The PRCM has been applied by Sun and Hsu (1988) to simulate cold air outbreaks over the East China Sea. They showed that the cloud, which has quite different properties than the cold air beneath the cloud base, was formed due to the warm and humid air being lifted by the cold air. This is in good agreement with observations. Hsu and Sun (1991) used the PRCM to simulate one of these cold air outbreak events, reproducing the three-dimensional mesoscale cellular convection, which has a horizontal wavelength of 20-30 km. The model has also been used to study air mass modification over Lake Michigan (Sun and Yildirim, 1989), baroclinic instability and frontogenesis (Sun, 1990a,b), as well as cyclogenesis and the life cycle of cyclones (Yildirim, 1994).

Sun and Wu (1992), applying the PRCM, were the first to successfully simulate the formation and diurnal oscillation of a dryline.

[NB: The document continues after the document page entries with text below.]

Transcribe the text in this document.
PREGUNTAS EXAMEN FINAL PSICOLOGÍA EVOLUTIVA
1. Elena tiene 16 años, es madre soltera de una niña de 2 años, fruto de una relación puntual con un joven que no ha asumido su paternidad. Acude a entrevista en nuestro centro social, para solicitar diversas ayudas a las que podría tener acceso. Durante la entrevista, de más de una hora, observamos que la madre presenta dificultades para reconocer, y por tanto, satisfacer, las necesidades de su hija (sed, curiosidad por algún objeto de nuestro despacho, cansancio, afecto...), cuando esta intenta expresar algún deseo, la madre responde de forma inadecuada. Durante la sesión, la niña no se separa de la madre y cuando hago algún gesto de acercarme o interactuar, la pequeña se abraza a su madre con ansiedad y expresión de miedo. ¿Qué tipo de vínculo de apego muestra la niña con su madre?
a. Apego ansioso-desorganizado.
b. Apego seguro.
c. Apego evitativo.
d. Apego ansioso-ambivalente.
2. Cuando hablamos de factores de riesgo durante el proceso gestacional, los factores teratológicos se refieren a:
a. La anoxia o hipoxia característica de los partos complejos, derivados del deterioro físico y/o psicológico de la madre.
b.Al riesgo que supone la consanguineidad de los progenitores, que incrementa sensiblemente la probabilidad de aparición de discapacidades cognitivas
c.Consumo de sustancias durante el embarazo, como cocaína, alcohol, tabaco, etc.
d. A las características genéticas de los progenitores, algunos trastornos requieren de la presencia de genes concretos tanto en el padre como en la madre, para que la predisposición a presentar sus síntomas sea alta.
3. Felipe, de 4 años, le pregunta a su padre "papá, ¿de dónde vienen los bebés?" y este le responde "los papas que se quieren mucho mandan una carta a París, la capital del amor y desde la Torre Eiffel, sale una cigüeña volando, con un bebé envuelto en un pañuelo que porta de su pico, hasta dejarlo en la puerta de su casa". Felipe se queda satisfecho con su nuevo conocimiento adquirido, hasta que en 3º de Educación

Their results show that under a favorable combination of a strong soil moisture gradient, a terrain slope, and a vertical wind shear in Oklahoma and Texas in the late spring and early summer, the dryline can form within 12 hours in the absence of an initial atmospheric moisture gradient. Their results also show that the dryline moves eastward during the daytime, due to a strong mixing of the air near the dryline with the warm and dry westerly wind aloft (which descends from the Rocky Mountains) on the west side, quickly diluting the low level moist air coming from the southeast. At night, the cool, moist air on the east side continues moving into the deep, (still) hot, dry air on the west side, but is no longer vertically mixed and dissipated because the convection ceases to develop due to longwave radiative cooling at the surface. Hence, the dryline moves westward at night, as shown in Fig. 2. Their simulations (Fig. 3) also reproduce a deeper intrusion of the moisture field far above the inversion of the potential temperature field, as observed [Fig. 9 of Schaefer (1974)]. A low-level jet, low-level convergence, and strong upward motion form along the dryline, which are consistent with the inland-sea breeze theory proposed by Sun and Ogura (1979; schematic diagram in Fig. 12 of their paper). These simulations provide an explanation for the frequent occurrence of a dryline in the Great Plains in the late spring and early summer, which becomes a favorable zone for storm development.

Chern (1994) has successfully simulated the two surface low pressures observed with severe winter storms (Fig. 4) in the US, which shut down the highways in the High Plains for a week but, at that time, were poorly predicted by the NWS model. With the PRCM, Haines et al. (1997) successfully simulated the ice and super-cooled liquid water observed by aircraft, the lee vortex observed by radar, and surface precipitation of the Denver basin's Valentine's Day storm (VDS) on 13 February 1990.

Figure 2. Time-space variation of humidity qv at z ~ 10 m, contour interval of 1 g kg 1 labels scaled by 10, dryline moves eastward during daytime but retreats at night (Sun and Wu, 1992).